Conseguir un departamento que no estuviera en los suburbios de Tokio requiere de un dinero que ni trabajando tres vidas podría conseguir, así que cuando se me presentó aquel lugar relativamente cerca de la estación de Harajuku, en Shibuya, no lo pensé dos veces. Tras un rápido cálculo y sin reparar en más detalles que la renta, concluí que estaba dentro de mis posibilidades y sin dilaciones, llamé. Al día siguiente firmé el arrendamiento e hice los depósitos correspondientes. Me mudé sin grandes ceremonias y agradecí a la buena suerte poder dormir un poco más.

Viví tres meses sin conocer al vecino del 202. No me preocupaba en absoluto, pero me parecía extraño haberme topado incluso con los vecinos del piso inferior y no con el de al lado. A veces llegaba a casa y me quedaba observando su puerta, como tratando de adivinar si acaso tenía manías que me hicieran lamentar mi decisión apresurada. Intuí que era un hombre joven porque en las mañanas quedaban en el pasillo los remanentes de su agradable loción.

Lo conocí una noche que regresé más tarde de lo acostumbrado. Supongo que mi inusual horario era la razón de tanto misterio.

Recuerdo muy bien la impresión que sus ojos dejaron en mí. Había pensado qué ojos tan verdes, como de verano; mas su fría educación se me antojó invierno. No pude burlar mi propio pensamiento: era un vecino muy atractivo. Tras balbucear una contestación, entré precipitadamente a mi casa y sentí en el estómago el hueco que provocan los malos presentimientos. Sin embargo, en ese entonces, lo confundí con hambre súbita.

Un día me preguntaron cuál era mi tipo de hombre y me percaté de que realmente nunca me inmiscuía más de lo necesario en esos temas.

Después aconteció el episodio de mi llave olvidada.

También llegué tarde del trabajo. Él llegó. Le pedí que me dejara usar su veranda y él accedió con una facilidad que me sorprendió. Nunca había estado en la habitación de un hombre. Soy hija única y no tuve ningún varón cercano a excepción de papá. Me trepó una sensación rara, casi como de ansiedad. Pero al descalzar, de pronto me invadió una repentina tranquilidad. Habrá sido el tenue aroma que desprendía el cenicero, disimulado torpemente con un aromatizante —me recordaba a mamá y su infructífero intento de ocultarme su mal hábito— o quizás la familiaridad de su loción que alcanzaba a olisquear cada mañana.

El ámbito, como cabría esperarse de un joven soltero, estaba con la cama sin hacer y algunos libros desperdigados, pero tenía sus plantas bien cuidadas y la cocina limpia. Aunque observé minuciosamente, no hallé fotografías o algo que me diese una pista de sus gustos o, al menos, sobre su trabajo.

Entonces advertí la corbata sobre el mueble. Tenía un patrón que jamás había visto. Tuve que acercarme para cerciorarme de que mi vista no me jugaba una mala pasada. A la distancia parecía sushi —lo cual, en efecto, era—. No me interesaba otra cosa que admirar la prenda.

Él la apartó de mi vista en el instante en que me incliné.

A través de mi hombro lo vi observarla con aprensión y nostalgia.
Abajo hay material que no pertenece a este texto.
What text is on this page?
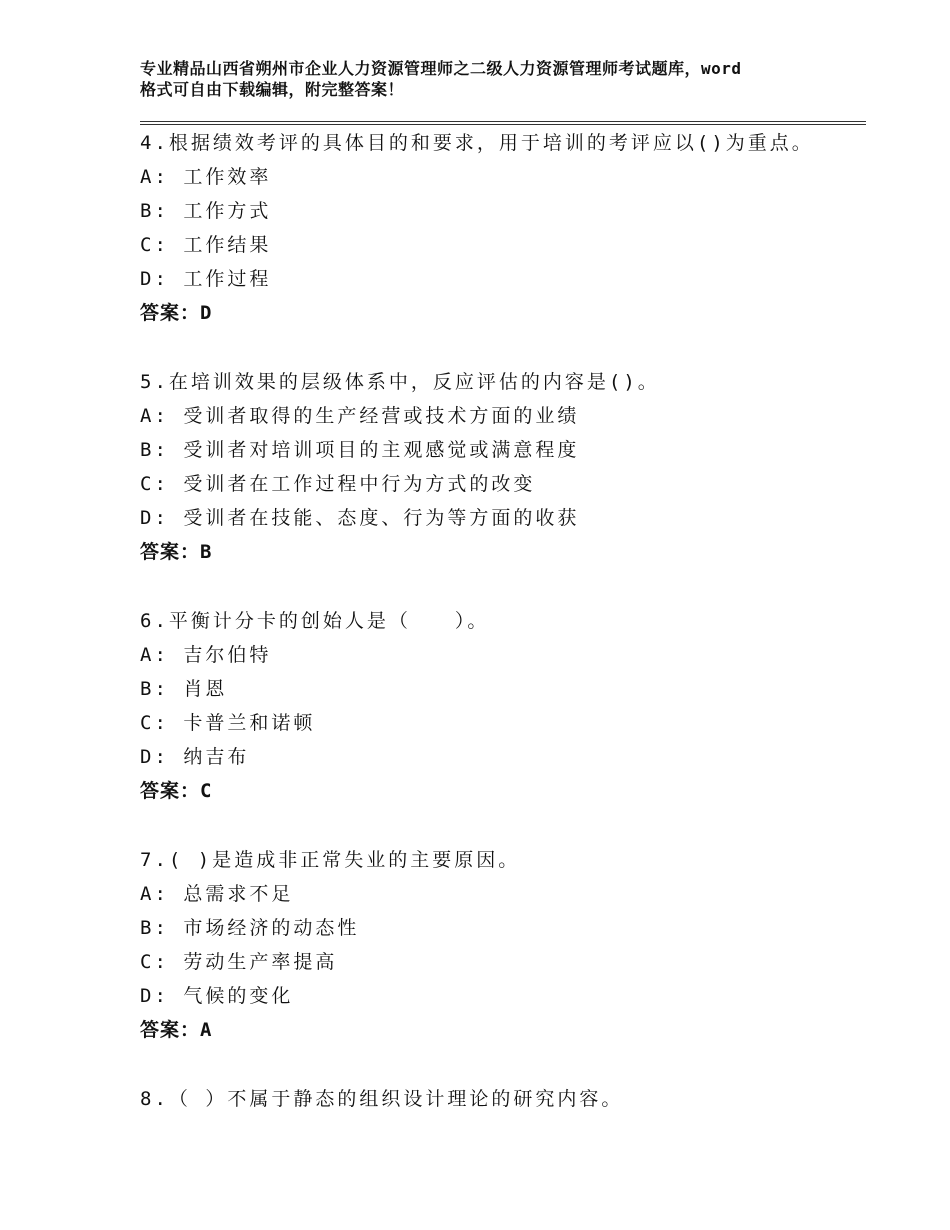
专业精品山西省朔州市企业人力资源管理师之二级人力资源管理师考试题库，word
格式可自由下载编辑，附完整答案！
4.根据绩效考评的具体目的和要求，用于培训的考评应以()为重点。
A: 工作效率
B: 工作方式
C: 工作结果
D: 工作过程
答案：D
5.在培训效果的层级体系中，反应评估的内容是()。
A: 受训者取得的生产经营或技术方面的业绩
B: 受训者对培训项目的主观感觉或满意程度
C: 受训者在工作过程中行为方式的改变
D: 受训者在技能、态度、行为等方面的收获
答案：B
6.平衡计分卡的创始人是（　　）。
A: 吉尔伯特
B: 肖恩
C: 卡普兰和诺顿
D: 纳吉布
答案：C
7.( )是造成非正常失业的主要原因。
A: 总需求不足
B: 市场经济的动态性
C: 劳动生产率提高
D: 气候的变化
答案：A
8.（ ）不属于静态的组织设计理论的研究内容。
Fueron apenas unos segundos antes de que mudara su expresión a la misma amabilidad fría que ya me había mostrado. Esbozó una sonrisa —helada, azul— y me dijo que podía usar la veranda. No hice preguntas, creo que tampoco agradecí apropiadamente. Un ramalazo de incomodidad me dejó la mente en blanco. El corazón me punzó.

Cuando, después de acciones dificultosas, llegué a mi departamento, me quedé con la imagen de su rostro cortándome de golpe mi intrusión. No te metas donde no te llaman. Debí haberme servido una taza de té e irme a la cama pensando en lo que debía hacer al día siguiente, no en la expresión que encerraban sus ojos verdes, tan profunda e inextricable que me quedé descifrando toda la noche sentires que ni al caso.
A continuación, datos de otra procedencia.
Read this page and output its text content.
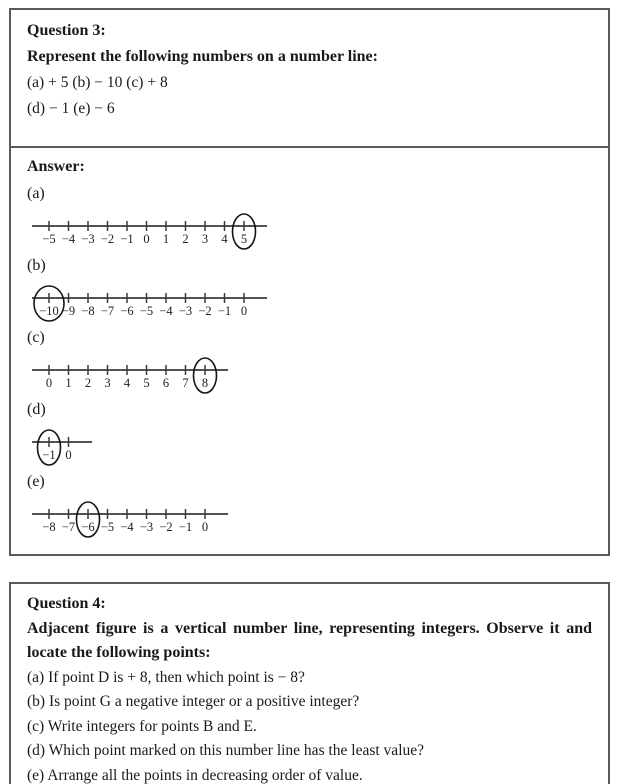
Question 3:

Represent the following numbers on a number line:

(a) + 5 (b) − 10 (c) + 8

(d) − 1 (e) − 6

Answer:

(a)

−5 −4 −3 −2 −1 0 1 2 3 4 5

(b)

−10 −9 −8 −7 −6 −5 −4 −3 −2 −1 0

(c)

0 1 2 3 4 5 6 7 8

(d)

−1 0

(e)

−8 −7 −6 −5 −4 −3 −2 −1 0

Question 4:

Adjacent figure is a vertical number line, representing integers. Observe it and locate the following points:

(a) If point D is + 8, then which point is − 8?

(b) Is point G a negative integer or a positive integer?

(c) Write integers for points B and E.

(d) Which point marked on this number line has the least value?

(e) Arrange all the points in decreasing order of value.
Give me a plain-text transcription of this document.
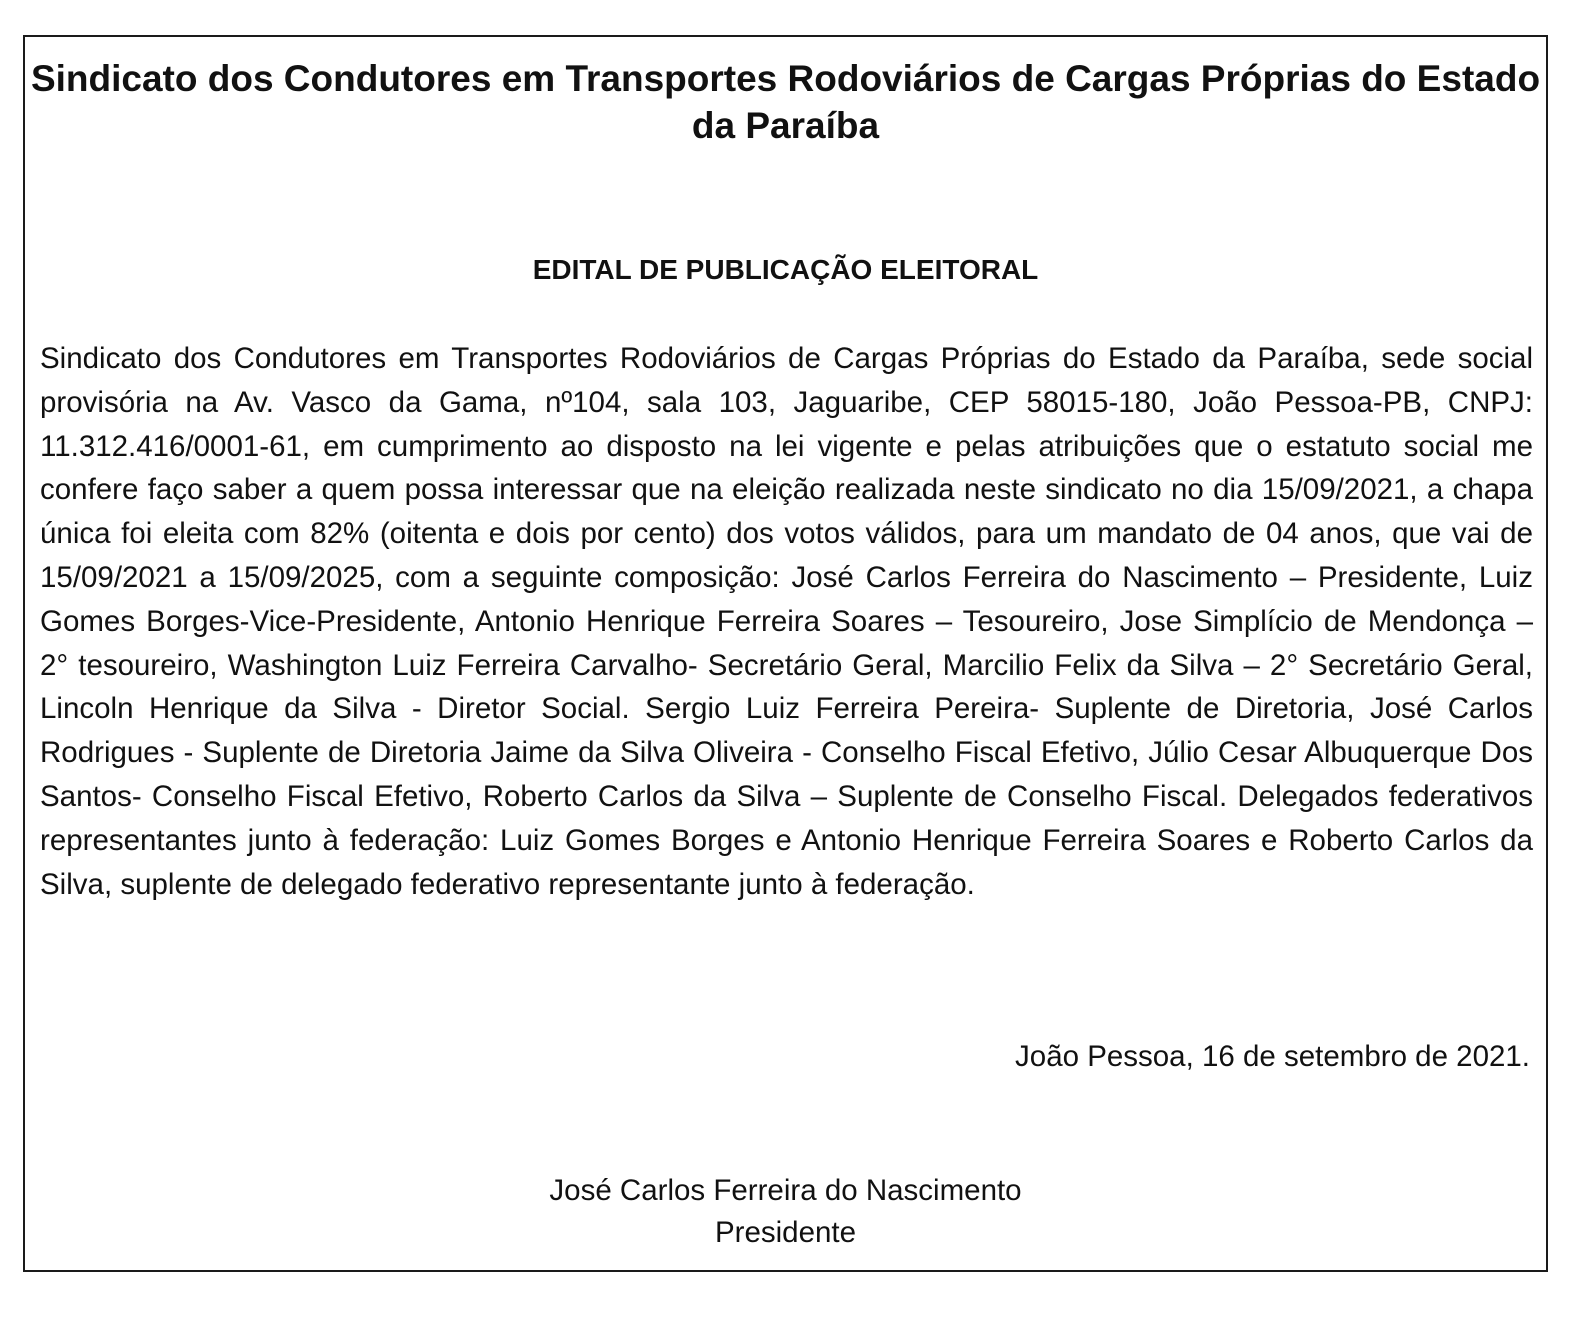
Sindicato dos Condutores em Transportes Rodoviários de Cargas Próprias do Estado da Paraíba
EDITAL DE PUBLICAÇÃO ELEITORAL

Sindicato dos Condutores em Transportes Rodoviários de Cargas Próprias do Estado da Paraíba, sede social provisória na Av. Vasco da Gama, nº104, sala 103, Jaguaribe, CEP 58015-180, João Pessoa-PB, CNPJ: 11.312.416/0001-61, em cumprimento ao disposto na lei vigente e pelas atribuições que o estatuto social me confere faço saber a quem possa interessar que na eleição realizada neste sindicato no dia 15/09/2021, a chapa única foi eleita com 82% (oitenta e dois por cento) dos votos válidos, para um mandato de 04 anos, que vai de 15/09/2021 a 15/09/2025, com a seguinte composição: José Carlos Ferreira do Nascimento – Presidente, Luiz Gomes Borges-Vice-Presidente, Antonio Henrique Ferreira Soares – Tesoureiro, Jose Simplício de Mendonça – 2° tesoureiro, Washington Luiz Ferreira Carvalho- Secretário Geral, Marcilio Felix da Silva – 2° Secretário Geral, Lincoln Henrique da Silva - Diretor Social. Sergio Luiz Ferreira Pereira- Suplente de Diretoria, José Carlos Rodrigues - Suplente de Diretoria Jaime da Silva Oliveira - Conselho Fiscal Efetivo, Júlio Cesar Albuquerque Dos Santos- Conselho Fiscal Efetivo, Roberto Carlos da Silva – Suplente de Conselho Fiscal. Delegados federativos representantes junto à federação: Luiz Gomes Borges e Antonio Henrique Ferreira Soares e Roberto Carlos da Silva, suplente de delegado federativo representante junto à federação.

João Pessoa, 16 de setembro de 2021.

José Carlos Ferreira do Nascimento
Presidente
Las noches siguientes lo oí llegar sin alcanzar a verlo. Me sumí en pensamientos inútiles. ¿Debería disculparme por algo que realmente no entendía? Si lo pensaba con la cabeza fría, realmente sería extraño presentarme con un obsequio de disculpa por un asunto que no tenía trascendencia; no obstante, a mí me seguía espinando lo que sea que se escondía detrás de su mirada melancólica. Una de esas noches llegué a la conclusión de que él estaba roto y que no eran imaginaciones mías. Nadie me dijo que me entrometiera. Pero lo hice, sabiendo que a veces la aguja e hilo no son suficientes para un corazón deshilachado.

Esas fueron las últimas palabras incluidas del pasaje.